The parking lot should be put underground so a new building can be built in its place. Creating a street edge for the museum that provides an urban experience and embraces the pedestrian realm of Elmwood Avenue should be a top priority. Instead, we see a massing design that installs a huge suburban-style front yard with hundreds of parking spaces below it.

Presenting a design story with diagrams that make it seem impossible to have designed anything else given the program and a set of “community” driven priorities is a way for OMA to absolve themselves of responsibility for the end product. The Folk Art Museum didn’t have to die for MoMA’s “floor plates,” and the Bunshaft addition in Buffalo doesn’t need to be sacrificed for a new loading dock and a marginally quicker route to Delaware Park.
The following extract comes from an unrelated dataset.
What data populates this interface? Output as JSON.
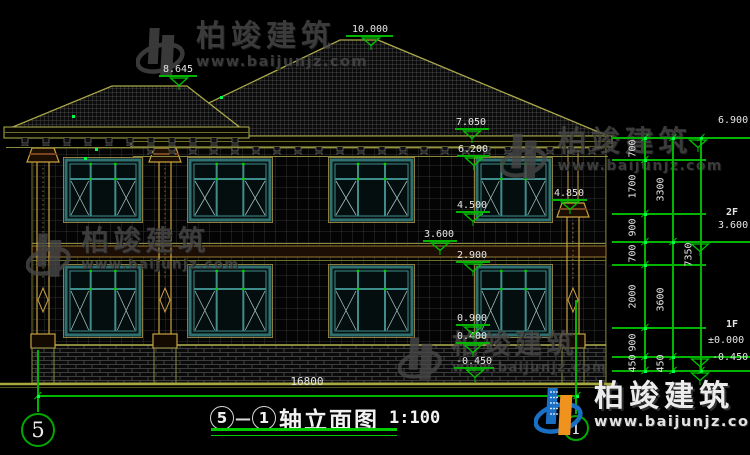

The Albright-Knox should embrace Mr. Bunshaft as a Buffalo-born hero who rose to become one of the most important designers of his generation, winning the 1988 Pritzker Prize, and designing buildings that would define American architecture. His portfolio includes some of the best buildings of the postwar era, including Lever House, the Beinecke Library at Yale University, and the Hirshhorn Museum and Sculpture Garden in D.C.

Buffalo’s cultural leaders have dreamt for decades of making the city an architectural destination for visitors from around the world, but this enthusiasm does not go much deeper than Frank Lloyd Wright. While Wright’s Martin House is one of his best works and its restoration is a success story, this enthusiasm needs to extend to a broader range of works from more than one era. When the Albright-Knox’s director talks about “building something that would become another pearl in Buffalo's pearl necklace of architects” we should ask him to make sure Gordon Bunshaft is among those pearls.

Mark Hogan, AIA, is a principal at OpenScope Studio in San Francisco, an architecture firm focused on improving cities with specialties in urban housing, retail interiors, and public space design. Prior to OpenScope, Mark was an associate at David Baker Architects and worked in the London office of Skidmore, Owings & Merrill.